I spent part of today working on the emulator again. I decided it was finally time to implement the virtual file system code. I had this working for Linux some time ago, but not for win32. Now its implemented for win32, but doesn’t work on Linux. But the majority of code is done, and its only a small amount of work to get it working for Linux alongside win32.
With the file system code done and a few other win32 functions, telock now is unpacked successfuly. telock checks the first 0x400 bytes of the memory image (which consists of PE headers) against the file image. I only have telock unpacking when i trace the program in parallel. This is due to only a partial implementation of CreateMutex and OpenProcess.

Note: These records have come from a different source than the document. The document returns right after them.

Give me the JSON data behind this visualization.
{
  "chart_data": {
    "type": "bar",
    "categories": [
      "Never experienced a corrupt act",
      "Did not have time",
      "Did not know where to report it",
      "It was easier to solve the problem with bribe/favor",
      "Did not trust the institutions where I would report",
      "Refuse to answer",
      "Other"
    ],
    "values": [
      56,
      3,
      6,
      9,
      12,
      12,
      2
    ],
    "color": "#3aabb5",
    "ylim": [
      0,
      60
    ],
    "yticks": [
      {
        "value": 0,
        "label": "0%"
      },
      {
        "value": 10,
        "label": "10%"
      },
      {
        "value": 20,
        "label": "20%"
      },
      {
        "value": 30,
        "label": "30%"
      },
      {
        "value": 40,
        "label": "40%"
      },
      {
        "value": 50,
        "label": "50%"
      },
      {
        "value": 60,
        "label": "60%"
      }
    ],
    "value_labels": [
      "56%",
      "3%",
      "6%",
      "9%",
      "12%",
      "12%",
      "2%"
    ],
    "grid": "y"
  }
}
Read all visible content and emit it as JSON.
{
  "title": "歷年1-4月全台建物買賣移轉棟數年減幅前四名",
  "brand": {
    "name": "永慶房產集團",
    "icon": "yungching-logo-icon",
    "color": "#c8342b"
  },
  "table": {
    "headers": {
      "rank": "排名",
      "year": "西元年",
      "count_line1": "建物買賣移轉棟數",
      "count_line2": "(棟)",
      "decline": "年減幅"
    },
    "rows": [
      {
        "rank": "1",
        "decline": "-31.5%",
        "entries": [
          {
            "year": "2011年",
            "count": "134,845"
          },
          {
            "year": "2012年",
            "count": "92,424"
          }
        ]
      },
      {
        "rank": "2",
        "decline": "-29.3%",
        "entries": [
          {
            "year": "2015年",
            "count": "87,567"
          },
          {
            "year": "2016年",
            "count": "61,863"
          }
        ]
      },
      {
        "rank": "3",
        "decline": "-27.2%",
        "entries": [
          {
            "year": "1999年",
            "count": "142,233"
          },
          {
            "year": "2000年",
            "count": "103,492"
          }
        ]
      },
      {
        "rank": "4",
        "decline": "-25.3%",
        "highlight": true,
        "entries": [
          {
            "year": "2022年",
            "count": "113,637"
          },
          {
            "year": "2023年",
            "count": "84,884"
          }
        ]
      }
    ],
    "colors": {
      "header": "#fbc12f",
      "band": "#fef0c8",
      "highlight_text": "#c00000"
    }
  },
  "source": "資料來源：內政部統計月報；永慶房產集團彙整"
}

I tried unpacking pespin after that. pespin actually checks the ImageBase field in the PE optional header. The win32 kernel PE loader sets this field in the memory image to reflect the load address. I talked about this once before, but deleted the comment from my blog as I wasn’t convinced what was happening in memory. But yes, it gets patched. pespin also uses the sti instruction which I hadn’t implemented. It raises a priviledged instruction exception.
pespin and pelock both fail to be emulated completely, and i’m still working on the fixes..

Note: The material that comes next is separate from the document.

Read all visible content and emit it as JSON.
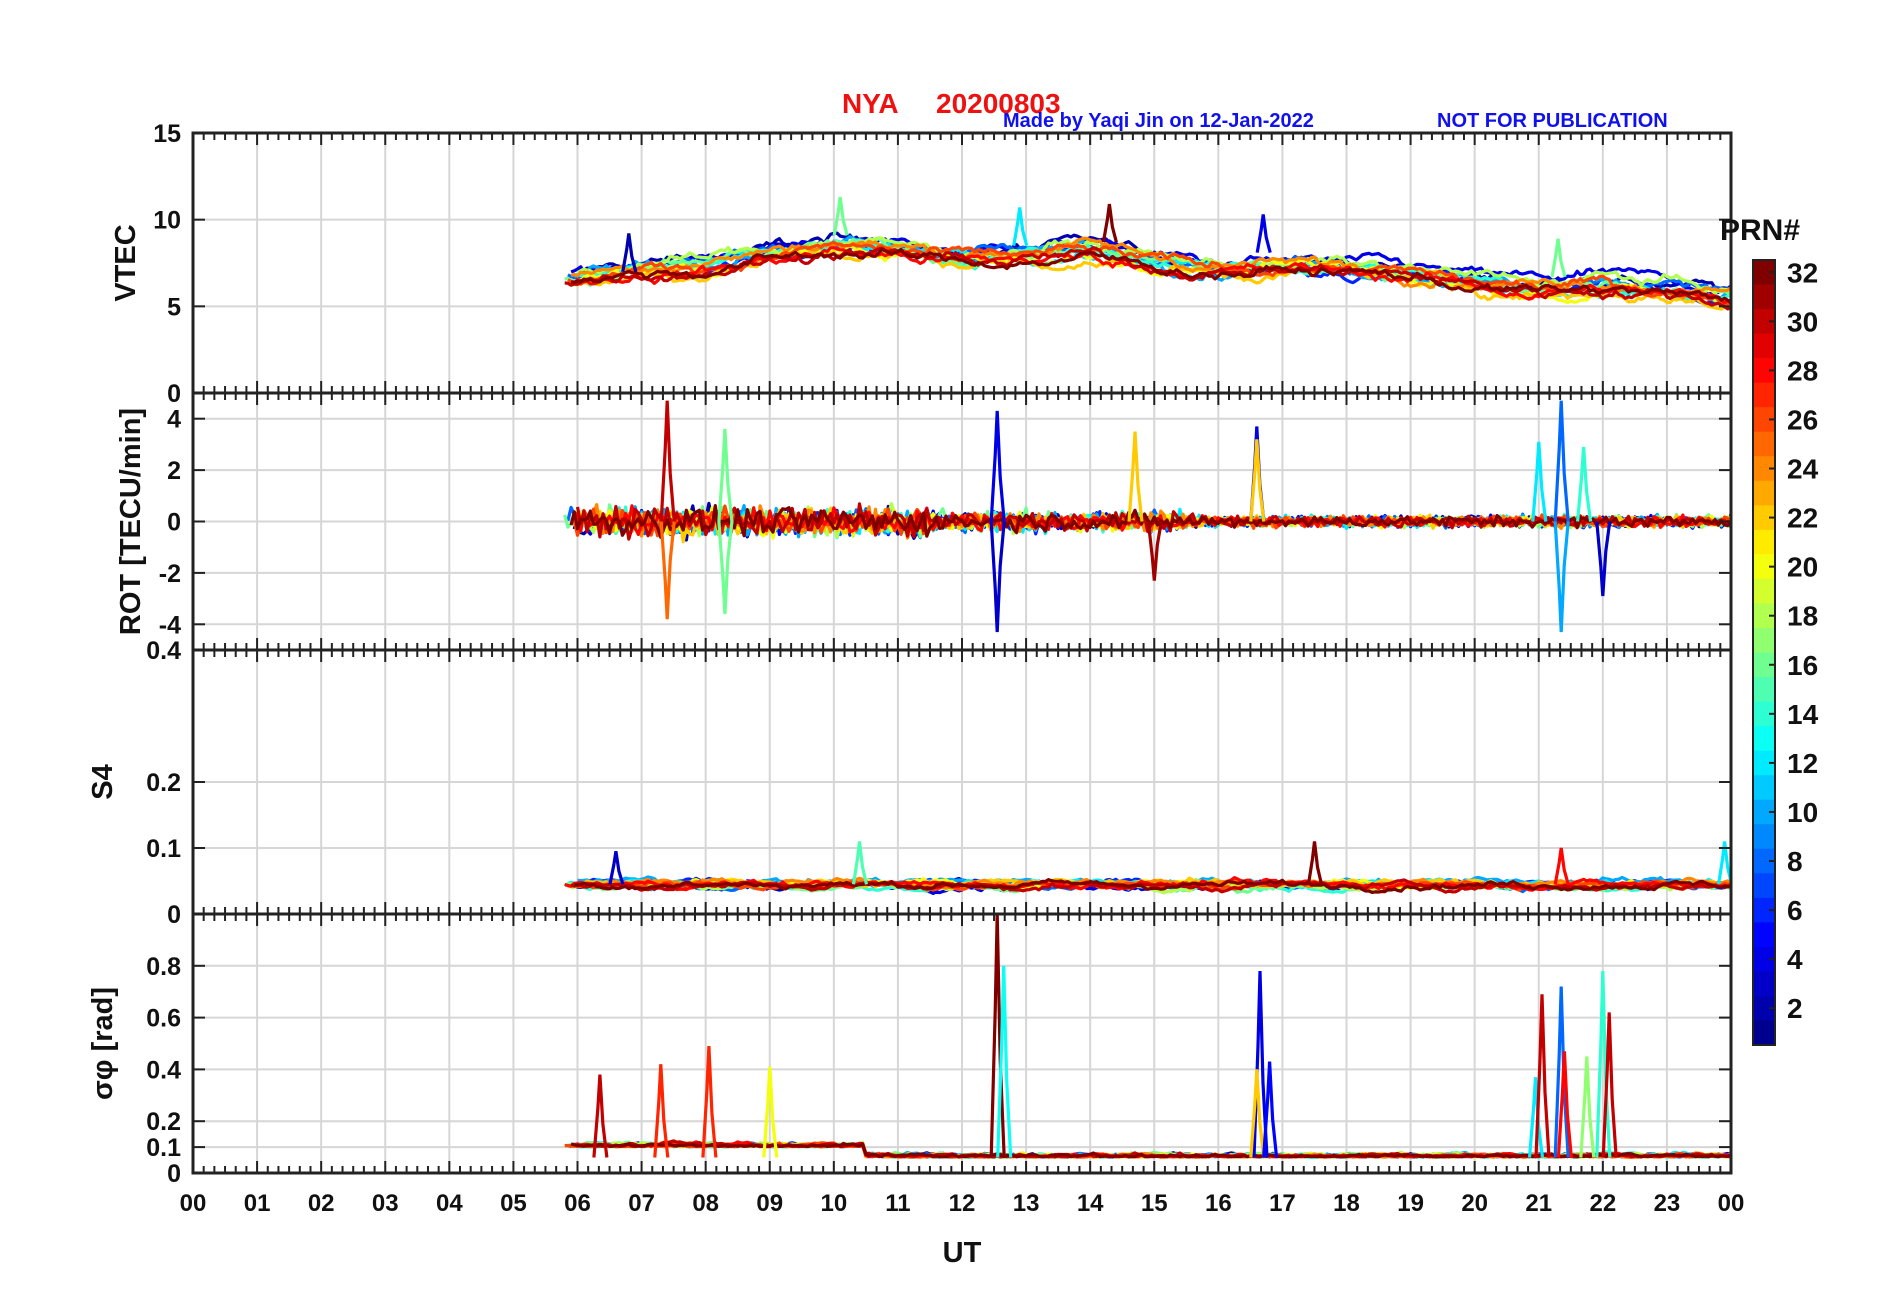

I guess in the future I’m going to have to implement thread support. Apparently some packers use threads and I’m not implementing any of this currently. Also floating point might need to be done at some point in the future.
The other big problem I have is that the emulator is very slow. Much too slow to be used in an on-access AV scanner. It takes 20 seconds to unpack a rlpack’d calc.exe (120k). telock unpacking a minimal program of 7.5k uses 4 times the number of instructions than rlpack. pespin takes a longer still. When I finish the telock unpacking in standalone mode I’ll have to run some more tests for speed.

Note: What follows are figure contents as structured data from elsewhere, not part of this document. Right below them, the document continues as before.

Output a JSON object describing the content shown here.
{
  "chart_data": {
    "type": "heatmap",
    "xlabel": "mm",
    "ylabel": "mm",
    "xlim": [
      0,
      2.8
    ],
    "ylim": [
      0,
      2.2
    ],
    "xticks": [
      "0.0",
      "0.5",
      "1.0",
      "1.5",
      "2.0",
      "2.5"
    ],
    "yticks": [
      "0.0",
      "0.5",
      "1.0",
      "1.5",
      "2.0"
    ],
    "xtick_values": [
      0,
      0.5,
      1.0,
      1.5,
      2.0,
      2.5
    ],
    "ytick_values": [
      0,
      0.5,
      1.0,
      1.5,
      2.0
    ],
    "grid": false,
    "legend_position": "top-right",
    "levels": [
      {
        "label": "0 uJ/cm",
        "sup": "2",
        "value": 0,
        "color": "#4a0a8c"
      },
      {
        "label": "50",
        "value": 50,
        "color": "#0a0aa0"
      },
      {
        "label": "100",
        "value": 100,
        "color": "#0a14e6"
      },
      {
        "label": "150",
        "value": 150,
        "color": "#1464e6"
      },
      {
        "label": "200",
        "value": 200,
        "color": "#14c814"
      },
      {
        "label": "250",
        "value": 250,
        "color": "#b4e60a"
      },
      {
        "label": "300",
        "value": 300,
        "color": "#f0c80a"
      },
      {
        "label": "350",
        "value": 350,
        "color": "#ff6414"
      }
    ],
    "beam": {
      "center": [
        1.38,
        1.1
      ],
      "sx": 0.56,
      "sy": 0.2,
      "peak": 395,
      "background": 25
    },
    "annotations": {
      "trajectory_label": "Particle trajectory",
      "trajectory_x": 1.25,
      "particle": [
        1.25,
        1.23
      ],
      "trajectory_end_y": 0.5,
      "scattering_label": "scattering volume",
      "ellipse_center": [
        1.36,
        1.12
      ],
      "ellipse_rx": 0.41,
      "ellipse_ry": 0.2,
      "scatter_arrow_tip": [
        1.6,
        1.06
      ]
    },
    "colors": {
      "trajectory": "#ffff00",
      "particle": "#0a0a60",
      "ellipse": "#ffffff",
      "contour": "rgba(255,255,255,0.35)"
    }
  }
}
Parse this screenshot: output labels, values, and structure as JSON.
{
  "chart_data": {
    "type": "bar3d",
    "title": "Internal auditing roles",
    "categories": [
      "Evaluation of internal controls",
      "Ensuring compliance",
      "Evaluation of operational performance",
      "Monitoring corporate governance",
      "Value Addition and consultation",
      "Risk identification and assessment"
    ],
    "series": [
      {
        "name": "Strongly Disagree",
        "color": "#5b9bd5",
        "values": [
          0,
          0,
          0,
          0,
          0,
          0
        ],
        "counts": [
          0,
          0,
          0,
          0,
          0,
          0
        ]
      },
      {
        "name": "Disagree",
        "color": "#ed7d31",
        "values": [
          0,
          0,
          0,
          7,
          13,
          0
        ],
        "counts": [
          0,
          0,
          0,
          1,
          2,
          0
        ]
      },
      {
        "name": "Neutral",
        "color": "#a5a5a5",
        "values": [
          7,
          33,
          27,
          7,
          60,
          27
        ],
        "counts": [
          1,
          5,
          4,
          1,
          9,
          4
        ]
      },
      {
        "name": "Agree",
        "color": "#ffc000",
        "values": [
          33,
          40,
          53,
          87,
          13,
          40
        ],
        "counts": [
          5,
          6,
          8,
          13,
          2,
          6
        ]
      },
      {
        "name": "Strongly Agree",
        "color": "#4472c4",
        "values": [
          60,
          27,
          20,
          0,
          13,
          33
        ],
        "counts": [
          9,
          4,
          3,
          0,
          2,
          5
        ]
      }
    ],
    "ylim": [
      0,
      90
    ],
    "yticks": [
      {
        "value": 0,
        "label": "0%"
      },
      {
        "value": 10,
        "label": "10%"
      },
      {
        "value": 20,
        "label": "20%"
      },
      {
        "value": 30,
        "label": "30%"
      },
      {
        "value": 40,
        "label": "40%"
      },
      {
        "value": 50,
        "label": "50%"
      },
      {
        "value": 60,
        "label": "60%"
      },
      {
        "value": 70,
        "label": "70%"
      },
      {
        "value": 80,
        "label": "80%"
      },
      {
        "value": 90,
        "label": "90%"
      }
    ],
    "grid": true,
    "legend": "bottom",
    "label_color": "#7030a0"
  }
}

I never designed the emulator with speed in mind. It will take significant efforts to get it up to speed. I’m still currently more interested in having it work against more packers, but if the code is ever to be used for a real purpose, then I’ll have to address the speed at some point.
I also have to fix up the MemCheck code to work with a Linux host.. I have been putting that off for some time now. Turns out in my release version I still left some debug code in it and am only have translation blocks of single instructions.. duh.. That only makes it slower though; it still performs correctly. At some point, I’d like to publicise MemCheck on some mailing lists like dailydave/bugtraq/fd/lkml etc, so I better get round to it at some point.